"Not while I'm here!" replied Angy, stepping valiantly to the front. "They don't a man lay a finger on 'im, except over my dead body. You'll have to kill me—or I'll pot Old Crit on you, in spite of hell!" He threw down on his boss with the big forty-five and at a sign from Crit the cowboys fell back and waited.
"Now, lookee here, Angy," began Crittenden, peering uneasily past the gun, "I want you to keep yore hand outer this. Accordin' to law, any citizen has a right to arrest a man caught in the act of stealin' and I claim that feller for my prisoner."
"Well, you don't git 'im," said Angy, shortly. "What's the row, Pecos?"
Pecos Dalhart, still leaning back like a crippled hawk that offers beak and claws to the foe, shifted his hateful eyes from Crittenden and fixed them on his friend.
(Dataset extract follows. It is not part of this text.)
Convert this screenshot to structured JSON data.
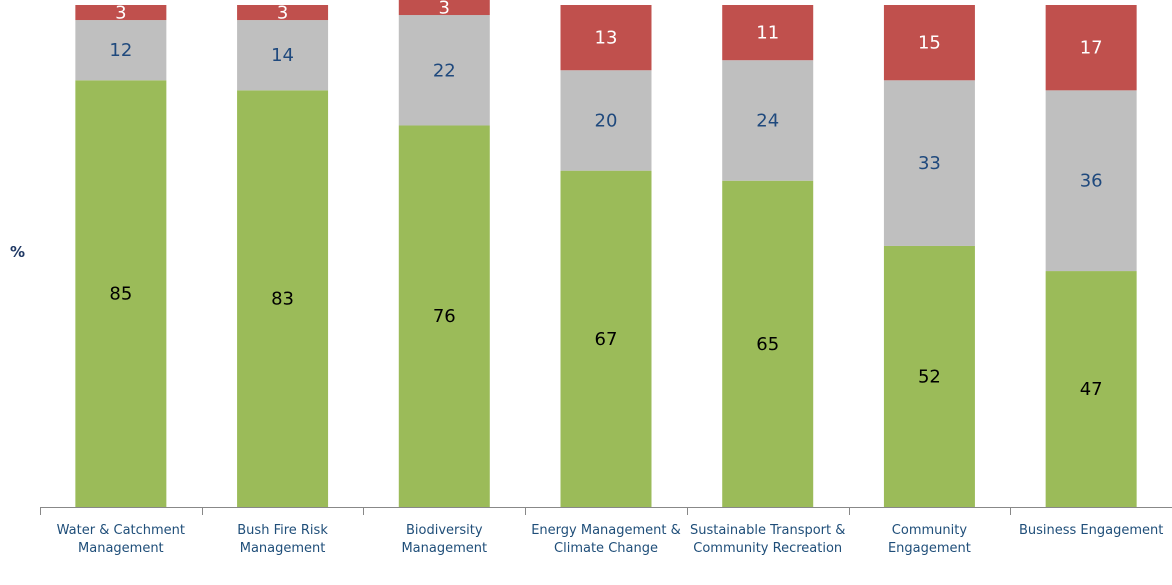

"I was ridin' down the arroyo," he said, "a while ago, when I came across my old milk cow that I bought of Joe Garcia." He paused and gulped with rage. "One ear was cropped to a grub," he cried, "and the other swallow-forked to 'er head—and her brand was fresh burnt to a pair of hobbles! The calf carried the same brand and while I was barring them Spectacles or Hobbles, or whatever you call 'em, and putting a proper Monkey-wrench in their place, this pack of varmints jumped in and roped me before I could draw a gun, otherwise they would be some dead."
"Nothin' of the kind!" shouted back Crittenden. "You never bought a cow in your life, and you know it! I caught you in the act of stealin' my Spectacle calf and I've got witnesses to prove it—ain't that so, boys?"
"Sure!" chimed the IC cowboys, edging in behind their boss.
"And I demand that man for my prisoner!" he concluded, though pacifically, for Angy still kept his bead.
The negotiations for the custody of Pecos were becoming heated when there was a familiar clatter at the ford and Bill Todhunter rode into camp. His appearance was not such an accident as on the surface appeared, since he had been scouting around the purlieus of Verde Crossing for some days in the hope of catching Old Crit in some overt act, but he put a good face on it and took charge of the prisoner at once. Prisoners were the fruits of his profession, like game to a hunter or mavericks to a cowman, and he pulled the gun out of Pecos's holster and threw loose the tangled ropes with the calm joy of a man who has made a killing.
"Caught 'im in the act, did ye?" he said, turning to Crittenden. "Uh-huh—got any witnesses? All right—where's the calf? Well, send a man up for it, and bring the cow down, too. We'll have a preliminary examination before the J. P. to-morrow and I want that cow and calf for evidence. Now come on, Mr. Dalhart, and remember that anything you say is liable to be used against ye."